Rob's chart, with all its scary red marks and mysterious orange ovals, has the tendency to give the impression that the outlook is fairly bleak; almost every row of "confirmed working!" ticks is broken up by at least one pesky caveat, and some netbooks on the list are not sold anymore. But your prospects really aren't so bad. Buck up, kids! Here's what that chart means, practically, with a real-world rundown of what these netbooks can offer, what they can't, and how best to try your hand at Hackintosh.
The HP Mini 1000
Status: In production
Now that the Dell Mini 9 has passed on, in retail terms, this is your best option. Main components are compatible across the board.
What you get: A well-styled 10.2-inch machine with respectable guts, a notoriously great keyboard and an increasingly reasonable price. In fact, the slightly smaller Windows-less 16GB SSD version, a prime candidate for OS X-ification, is listed on Best Buy's site for $280 right now.

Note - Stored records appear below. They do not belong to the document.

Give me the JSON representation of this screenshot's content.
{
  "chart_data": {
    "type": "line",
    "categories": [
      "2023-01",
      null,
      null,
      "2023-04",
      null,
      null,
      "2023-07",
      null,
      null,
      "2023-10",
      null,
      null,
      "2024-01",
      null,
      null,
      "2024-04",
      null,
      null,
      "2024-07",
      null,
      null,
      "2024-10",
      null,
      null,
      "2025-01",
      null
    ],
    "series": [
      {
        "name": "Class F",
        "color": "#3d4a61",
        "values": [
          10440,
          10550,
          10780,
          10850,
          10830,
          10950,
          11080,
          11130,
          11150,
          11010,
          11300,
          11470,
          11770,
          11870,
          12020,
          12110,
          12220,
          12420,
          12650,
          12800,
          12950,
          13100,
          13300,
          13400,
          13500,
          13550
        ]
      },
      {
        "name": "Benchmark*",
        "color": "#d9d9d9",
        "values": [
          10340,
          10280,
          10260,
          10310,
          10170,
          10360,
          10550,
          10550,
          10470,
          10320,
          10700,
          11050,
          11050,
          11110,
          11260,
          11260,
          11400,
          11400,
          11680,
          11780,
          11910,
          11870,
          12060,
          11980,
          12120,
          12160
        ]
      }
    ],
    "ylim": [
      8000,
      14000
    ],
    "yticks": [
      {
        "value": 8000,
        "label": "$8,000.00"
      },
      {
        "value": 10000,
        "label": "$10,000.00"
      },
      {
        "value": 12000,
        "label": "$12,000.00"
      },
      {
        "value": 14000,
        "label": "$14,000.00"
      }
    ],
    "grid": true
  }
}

What you sacrifice: I think the styling works; some people get turned off by the large bezel around the screen, though it's on par with other 10-inch netbooks. Many Hackintoshers find little gremlins after install—lack of fan speed control and temperamental Wi-Fi control, to name two—which can generally be fixed, though rarely simply. By and large, though, this is as good as OS X gets on a cheap netbook.
Resources: Install guide, with video; support forums.
Dell Mini 9
Status: Out of production
This was, and still is, a fantastic candidate for Hackintoshing. As such, they're not that easy to find for a reasonable price. Even Dell's been getting in on the post-Mini-9 action, rereleasing the little laptop for brief period last week. UPDATE: The Vostro A90, the Mini 9's equally Hackintoshable business counterpart, is still around in some retail channels.
What you get: Just like the HP, Dell's Mini 9 lays claim to near-total hardware compatibility, including mobile broadband support. The fact that everything just kinda works is pretty wild, if you think about it.
What you sacrifice: Battery life isn't great. And since release, the Mini 9's hardware has aged a bit. That said, entry-level netbooks all more or less live on the verge of obsolescence by definition, so having a slightly older Atom processor than your friends shouldn't be much of a concern.
Resources: Our definitive install guide; support forums.